Erbitterter Kampf um den Flugplatz Tegel
Die Zukunft eines Airports polarisiert Berlin. Über eine bizarre Debatte
Berlin Dass auch in Berlin am 24. September Bundestagswahl ist, nun ja, die Hauptstädter haben es registriert. Viel mehr bewegt viele jedoch eine ganz andere Abstimmung am selben Tag: ein Volksentscheid zur Zukunft des in Ehren ergrauten Flughafens Tegel. Der war einst ein Tor zur Freiheit im eingemauerten Westteil und soll eigentlich geschlossen werden, wenn der neue Hauptstadt-Airport BER am südöstlichen Stadtrand irgendwann einmal eröffnet.
Das beschlossen der Bund, Berlin und Brandenburg schon vor zwei Jahrzehnten. Doch was längst geklärt schien, kocht jetzt wieder hoch – und zwar heftiger denn je. Gegenspieler im Ringen um den inzwischen ebenso beliebten wie maroden Flughafen, der weit über seiner Kapazitätsgrenze arbeitet, sind die rotrot-grüne Koalition unter Regierungschef Michael Müller (SPD) auf der einen sowie CDU, FDP und AfD auf der anderen Seite. Sie schenken sich im Wahlkampf nichts, trommeln – je näher das Abstimmungsdatum rückt – immer heftiger für ihr Anliegen, kämpfen mit allerlei Tricks und Schlichen, zaubern Gutachten aus dem Zylinder. Jetzt verklagt das „Bündnis Berlin braucht Tegel“, hinter dem die FDP steht, gar den Senat.

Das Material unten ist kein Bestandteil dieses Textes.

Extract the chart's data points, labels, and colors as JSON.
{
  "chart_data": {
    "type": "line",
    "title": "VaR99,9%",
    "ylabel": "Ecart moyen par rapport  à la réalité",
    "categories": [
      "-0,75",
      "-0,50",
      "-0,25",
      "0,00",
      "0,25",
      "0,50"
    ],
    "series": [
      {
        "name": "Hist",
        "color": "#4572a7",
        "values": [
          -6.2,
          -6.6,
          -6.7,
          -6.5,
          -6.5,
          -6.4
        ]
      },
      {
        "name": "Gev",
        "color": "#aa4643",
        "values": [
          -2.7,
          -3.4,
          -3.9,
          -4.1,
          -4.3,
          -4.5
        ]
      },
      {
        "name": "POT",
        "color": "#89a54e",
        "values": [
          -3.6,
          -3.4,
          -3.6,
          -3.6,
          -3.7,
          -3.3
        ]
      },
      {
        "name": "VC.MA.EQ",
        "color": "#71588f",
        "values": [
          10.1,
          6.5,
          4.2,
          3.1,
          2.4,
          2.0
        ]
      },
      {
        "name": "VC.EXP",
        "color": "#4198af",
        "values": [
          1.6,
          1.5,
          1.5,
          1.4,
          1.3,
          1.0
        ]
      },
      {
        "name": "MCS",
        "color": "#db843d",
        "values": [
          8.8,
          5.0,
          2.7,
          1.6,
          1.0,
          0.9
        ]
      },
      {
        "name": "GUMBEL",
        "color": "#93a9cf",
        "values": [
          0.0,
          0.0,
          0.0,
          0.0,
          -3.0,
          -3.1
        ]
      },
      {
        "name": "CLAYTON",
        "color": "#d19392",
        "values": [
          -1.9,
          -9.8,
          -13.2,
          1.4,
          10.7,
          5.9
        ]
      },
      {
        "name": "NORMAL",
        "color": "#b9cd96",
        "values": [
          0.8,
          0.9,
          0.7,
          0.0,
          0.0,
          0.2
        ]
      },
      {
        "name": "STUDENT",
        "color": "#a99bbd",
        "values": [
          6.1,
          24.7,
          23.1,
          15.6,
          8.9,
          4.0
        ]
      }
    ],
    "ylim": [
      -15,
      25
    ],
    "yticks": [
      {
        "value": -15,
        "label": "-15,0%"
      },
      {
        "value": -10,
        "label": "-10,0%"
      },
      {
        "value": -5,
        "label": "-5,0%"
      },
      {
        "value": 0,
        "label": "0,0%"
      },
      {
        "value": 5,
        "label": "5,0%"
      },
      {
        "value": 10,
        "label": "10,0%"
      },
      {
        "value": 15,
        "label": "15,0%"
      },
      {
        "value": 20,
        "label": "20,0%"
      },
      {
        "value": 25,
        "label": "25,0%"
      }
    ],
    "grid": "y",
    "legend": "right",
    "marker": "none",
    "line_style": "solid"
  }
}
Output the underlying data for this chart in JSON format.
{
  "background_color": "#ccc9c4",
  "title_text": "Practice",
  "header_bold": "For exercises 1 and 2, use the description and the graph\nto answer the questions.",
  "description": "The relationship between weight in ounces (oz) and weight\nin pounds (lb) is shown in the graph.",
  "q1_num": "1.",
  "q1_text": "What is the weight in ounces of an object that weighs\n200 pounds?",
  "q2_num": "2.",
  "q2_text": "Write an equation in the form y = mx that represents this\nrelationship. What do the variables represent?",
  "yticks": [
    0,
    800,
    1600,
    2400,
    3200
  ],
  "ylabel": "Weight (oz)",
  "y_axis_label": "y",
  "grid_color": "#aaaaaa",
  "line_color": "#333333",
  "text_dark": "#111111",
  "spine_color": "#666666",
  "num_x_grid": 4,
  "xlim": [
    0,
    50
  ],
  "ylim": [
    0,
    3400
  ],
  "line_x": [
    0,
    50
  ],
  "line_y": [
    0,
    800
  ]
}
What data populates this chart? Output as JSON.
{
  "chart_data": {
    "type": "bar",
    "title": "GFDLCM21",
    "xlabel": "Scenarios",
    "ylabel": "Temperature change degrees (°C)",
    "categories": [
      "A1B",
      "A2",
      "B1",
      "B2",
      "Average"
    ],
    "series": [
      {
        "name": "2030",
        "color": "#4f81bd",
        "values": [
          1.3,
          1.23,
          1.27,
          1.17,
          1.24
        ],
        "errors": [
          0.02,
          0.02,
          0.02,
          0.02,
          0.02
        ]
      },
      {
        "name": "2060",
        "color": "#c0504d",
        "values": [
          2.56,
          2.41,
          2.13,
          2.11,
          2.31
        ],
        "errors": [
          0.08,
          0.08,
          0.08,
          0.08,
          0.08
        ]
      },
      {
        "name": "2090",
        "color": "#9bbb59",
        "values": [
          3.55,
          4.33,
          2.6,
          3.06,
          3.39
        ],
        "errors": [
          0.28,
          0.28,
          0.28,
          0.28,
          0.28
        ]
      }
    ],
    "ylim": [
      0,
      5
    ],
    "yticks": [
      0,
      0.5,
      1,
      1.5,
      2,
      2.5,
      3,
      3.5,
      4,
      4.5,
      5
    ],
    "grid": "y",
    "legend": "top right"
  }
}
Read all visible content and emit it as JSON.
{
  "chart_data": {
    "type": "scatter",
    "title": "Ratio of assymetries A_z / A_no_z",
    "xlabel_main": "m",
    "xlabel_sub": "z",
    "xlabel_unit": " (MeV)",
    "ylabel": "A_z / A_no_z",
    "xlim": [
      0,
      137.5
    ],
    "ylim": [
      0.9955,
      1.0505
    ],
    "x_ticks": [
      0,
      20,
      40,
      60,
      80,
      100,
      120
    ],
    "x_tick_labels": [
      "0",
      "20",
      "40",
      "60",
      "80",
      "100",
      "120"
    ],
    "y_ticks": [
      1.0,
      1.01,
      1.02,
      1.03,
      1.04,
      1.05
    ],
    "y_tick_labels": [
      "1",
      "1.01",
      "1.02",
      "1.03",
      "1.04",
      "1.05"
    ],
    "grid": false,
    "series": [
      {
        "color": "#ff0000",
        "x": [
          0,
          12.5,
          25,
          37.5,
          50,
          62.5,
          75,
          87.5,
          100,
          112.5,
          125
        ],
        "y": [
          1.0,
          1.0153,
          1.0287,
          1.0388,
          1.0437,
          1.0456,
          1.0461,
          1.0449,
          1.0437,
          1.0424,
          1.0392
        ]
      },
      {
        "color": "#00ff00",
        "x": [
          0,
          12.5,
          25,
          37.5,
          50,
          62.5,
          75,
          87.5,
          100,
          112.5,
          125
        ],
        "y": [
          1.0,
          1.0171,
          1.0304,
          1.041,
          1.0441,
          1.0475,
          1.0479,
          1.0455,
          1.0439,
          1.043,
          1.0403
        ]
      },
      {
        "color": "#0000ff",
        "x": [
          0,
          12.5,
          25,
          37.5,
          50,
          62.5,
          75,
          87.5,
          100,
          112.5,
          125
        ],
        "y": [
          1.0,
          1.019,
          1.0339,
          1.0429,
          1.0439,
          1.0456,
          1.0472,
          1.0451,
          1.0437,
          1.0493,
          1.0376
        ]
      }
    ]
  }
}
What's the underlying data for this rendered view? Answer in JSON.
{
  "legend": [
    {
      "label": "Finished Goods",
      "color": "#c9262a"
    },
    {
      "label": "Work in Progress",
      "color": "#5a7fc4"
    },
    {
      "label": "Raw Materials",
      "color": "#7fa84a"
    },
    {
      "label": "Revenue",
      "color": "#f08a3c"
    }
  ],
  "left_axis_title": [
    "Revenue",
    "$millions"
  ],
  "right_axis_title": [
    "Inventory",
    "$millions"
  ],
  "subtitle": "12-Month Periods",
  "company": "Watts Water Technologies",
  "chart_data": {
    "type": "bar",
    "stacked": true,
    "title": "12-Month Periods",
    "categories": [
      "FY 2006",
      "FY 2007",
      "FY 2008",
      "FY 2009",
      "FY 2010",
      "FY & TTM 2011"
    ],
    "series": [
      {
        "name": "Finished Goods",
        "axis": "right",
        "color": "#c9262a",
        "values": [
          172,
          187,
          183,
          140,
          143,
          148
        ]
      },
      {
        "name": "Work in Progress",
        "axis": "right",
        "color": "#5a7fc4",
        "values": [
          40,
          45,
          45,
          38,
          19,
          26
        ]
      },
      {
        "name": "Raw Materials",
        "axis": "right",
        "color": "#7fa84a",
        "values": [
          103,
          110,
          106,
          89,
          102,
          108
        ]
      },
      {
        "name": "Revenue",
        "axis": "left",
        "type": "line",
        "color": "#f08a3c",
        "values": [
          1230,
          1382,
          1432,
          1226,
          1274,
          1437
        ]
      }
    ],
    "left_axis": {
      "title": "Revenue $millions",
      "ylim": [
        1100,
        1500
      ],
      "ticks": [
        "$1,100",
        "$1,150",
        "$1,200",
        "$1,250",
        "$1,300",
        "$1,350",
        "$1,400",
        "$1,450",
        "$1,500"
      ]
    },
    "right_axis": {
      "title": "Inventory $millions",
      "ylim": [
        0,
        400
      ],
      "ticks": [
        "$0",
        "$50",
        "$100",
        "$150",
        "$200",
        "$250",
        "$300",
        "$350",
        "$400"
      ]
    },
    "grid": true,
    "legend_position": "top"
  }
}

Weil der kurz vor der Abstimmung noch 430000 Euro in die Hand nehmen und einen „Informationsbrief“an 1,2 Millionen Haushalte schicken will. In dem sollen noch mal die Argumente stehen, weshalb Tegel schließen müsse: rechtliche Gründe, Platz für neue Wohnungen, Wissenschaft und Erholungsflächen, Ende der Lärmbelastung für mindestens 300 000 Berliner. „Unangemessen“, „Machtmissbrauch“schimpft das Bündnis, das im Kampf um Tegel Waffengleichheit fordert, sich allerdings gleichzeitig von der Billigfluggesellschaft Ryanair finanziell unterstützen lässt.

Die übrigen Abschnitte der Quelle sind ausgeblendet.